Once upon a time, the Bucyrus Campus needed a library.
Sr. Edna knew the alarming statistics – that only 9 percent of African-American children in Milwaukee read at their grade level, compared to 40 percent of their white peers. She knew, too, that indicated. that today’s jobs require beyond-basic literacy skills. How could St. Ann Center help change the narrative?
Childcare teachers make reading to even the youngest children a priority, because research shows how crucial it is in preparing them to read. But many young families are unable to visit their public library. A convenient mini-library, right in the day care center the children attend, seemed promising in facilitating an early love of reading.

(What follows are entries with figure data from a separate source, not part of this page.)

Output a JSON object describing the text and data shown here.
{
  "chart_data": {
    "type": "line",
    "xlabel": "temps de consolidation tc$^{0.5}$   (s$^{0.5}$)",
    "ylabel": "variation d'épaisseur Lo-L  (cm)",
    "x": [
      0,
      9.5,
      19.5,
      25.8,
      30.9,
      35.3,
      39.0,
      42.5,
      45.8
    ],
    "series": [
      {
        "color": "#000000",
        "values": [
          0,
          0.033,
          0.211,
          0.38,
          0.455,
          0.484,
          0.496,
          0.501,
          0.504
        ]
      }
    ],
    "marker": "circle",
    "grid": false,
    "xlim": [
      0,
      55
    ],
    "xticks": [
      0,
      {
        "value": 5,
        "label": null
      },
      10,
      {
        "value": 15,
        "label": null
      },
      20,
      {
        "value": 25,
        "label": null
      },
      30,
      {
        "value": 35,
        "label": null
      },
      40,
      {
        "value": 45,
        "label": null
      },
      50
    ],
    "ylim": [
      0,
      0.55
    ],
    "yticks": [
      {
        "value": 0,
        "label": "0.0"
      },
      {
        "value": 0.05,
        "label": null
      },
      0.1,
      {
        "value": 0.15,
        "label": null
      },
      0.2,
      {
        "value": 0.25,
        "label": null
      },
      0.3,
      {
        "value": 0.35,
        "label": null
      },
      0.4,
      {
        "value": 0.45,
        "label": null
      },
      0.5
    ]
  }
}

An empty room off the atrium was transformed, with assistance from the Anon Charitable Trust, with library-style shelving, cheery furnishings and some culturally appropriate intergenerational titles, books that adults and children could read together. Volunteer Jane Glaser used her library science background to curate donated books, keeping those most likely to appeal to children and adults in the neighborhood. In the works, as funding allows: new accessible computer workstations that allow use by more of St. Ann Center’s adult clients.
Fittingly, the library opened during National School Library month, with a grand opening to be scheduled later. St. Ann Center hopes this is where the plot thickens, eventually becoming the story of how more children start a lifelong love of reading and success.